Evet, uzun yıllar iktidar olmak demek yıpranmak, bozulmak, metal ve mental yorgunluk gibi birçok duruma düçar olmak demektir. İktidar olmak demek şan ile şöhret ile imkân, olanak ve birçok değer ile imtihan olunmak demektir.
Bu denli çetrefelli bir süreçten yara almamak ise neredeyse imkânsız bir süreçtir. Büyük yaraların alındığı, çıkılan yoldan ve hedeften ciddi sapmaların yaşandığı, birçok değerden tavizlerin verildiği bir hareketin tekrar eski iddialar ile seçmen karşısına çıkıyor olması ise, alıcısının olacağına ihtimal dahi vermediğim bir söylem tarzıdır.

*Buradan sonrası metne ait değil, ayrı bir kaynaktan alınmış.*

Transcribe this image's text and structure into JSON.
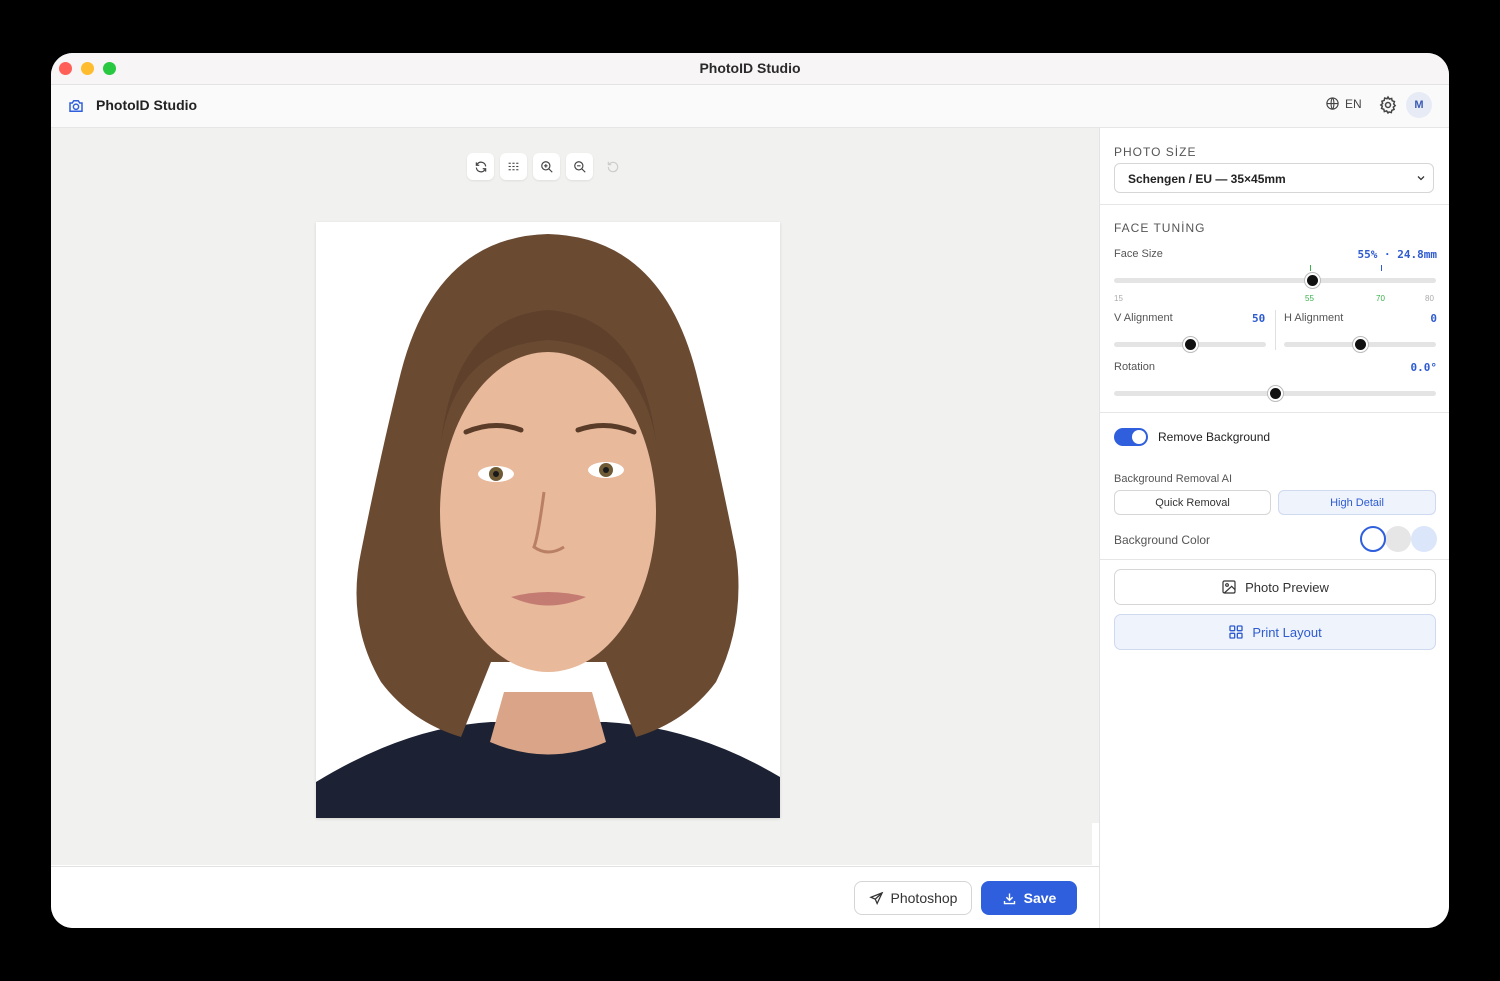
{
  "window": {
    "title": "PhotoID Studio"
  },
  "header": {
    "app_name": "PhotoID Studio",
    "app_icon": "camera-icon",
    "language": "EN",
    "language_icon": "globe-icon",
    "settings_icon": "gear-icon",
    "avatar_initial": "M"
  },
  "toolbar": {
    "buttons": [
      {
        "icon": "refresh-icon",
        "enabled": true
      },
      {
        "icon": "grid-icon",
        "enabled": true
      },
      {
        "icon": "zoom-in-icon",
        "enabled": true
      },
      {
        "icon": "zoom-out-icon",
        "enabled": true
      },
      {
        "icon": "undo-icon",
        "enabled": false
      }
    ]
  },
  "footer": {
    "photoshop_label": "Photoshop",
    "save_label": "Save"
  },
  "panel": {
    "photo_size": {
      "title": "PHOTO SİZE",
      "selected": "Schengen / EU — 35×45mm"
    },
    "face_tuning": {
      "title": "FACE TUNİNG",
      "face_size": {
        "label": "Face Size",
        "value_text": "55% · 24.8mm",
        "value": 55,
        "min": 15,
        "max": 80,
        "ticks": [
          "15",
          "55",
          "70",
          "80"
        ]
      },
      "v_alignment": {
        "label": "V Alignment",
        "value_text": "50",
        "value": 50
      },
      "h_alignment": {
        "label": "H Alignment",
        "value_text": "0",
        "value": 0
      },
      "rotation": {
        "label": "Rotation",
        "value_text": "0.0°",
        "value": 0
      }
    },
    "background": {
      "remove_label": "Remove Background",
      "remove_enabled": true,
      "ai_label": "Background Removal AI",
      "ai_options": [
        "Quick Removal",
        "High Detail"
      ],
      "ai_selected": "High Detail",
      "color_label": "Background Color",
      "colors": [
        "#ffffff",
        "#e6e6e6",
        "#dbe6fb"
      ],
      "selected_color": "#ffffff"
    },
    "photo_preview_label": "Photo Preview",
    "print_layout_label": "Print Layout"
  },
  "colors": {
    "accent": "#2f5fdc",
    "accent_text": "#2e5bd0",
    "green_tick": "#3ab14b"
  }
}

Şu ya da bu sebepten, isteyerek ya da istemeyerek oluşan bu ayrışma, öyle sabahtan akşama telafisi mümkün olan bir ayrışma değildir. parti ile seçmeni arasında ki duygusal senkronizasyon bozulmuş, heyecan yerini umut kırıklığına bırakmış, kitlesel inanç yerini dezenformasyona terk etmişken, hadi bütün bunları unutun, görmeyin, bağışlayın ve bizim yeni iddialarımıza kulak kabartın demekte, beyhude bir çağrının ötesine geçeceği kanaatinde değilim.
Oyunun sonuna gelinmiş ve bu durumun can yakıcı, burun direğini sızlatan ince sızısı, yöneticiler tarafından yeni yeni fark edilirken, atı alanın değil Üsküdar, Balkanlara geçtiği gerçeği de görülemeyecek kadar küçük değildir.
Vakti zamanın da ve de son derece küçük maliyetlerle büyük kazanımlara sebep olacak bir iki orak darbesi ile yapılacak temizlik, bundan sonra yapılacak devasa hamle ve maliyetlerden daha evla iken, vaktin geçmişliği de, dizleri dövdüren ama miyadı dolmuş bir girişimdir.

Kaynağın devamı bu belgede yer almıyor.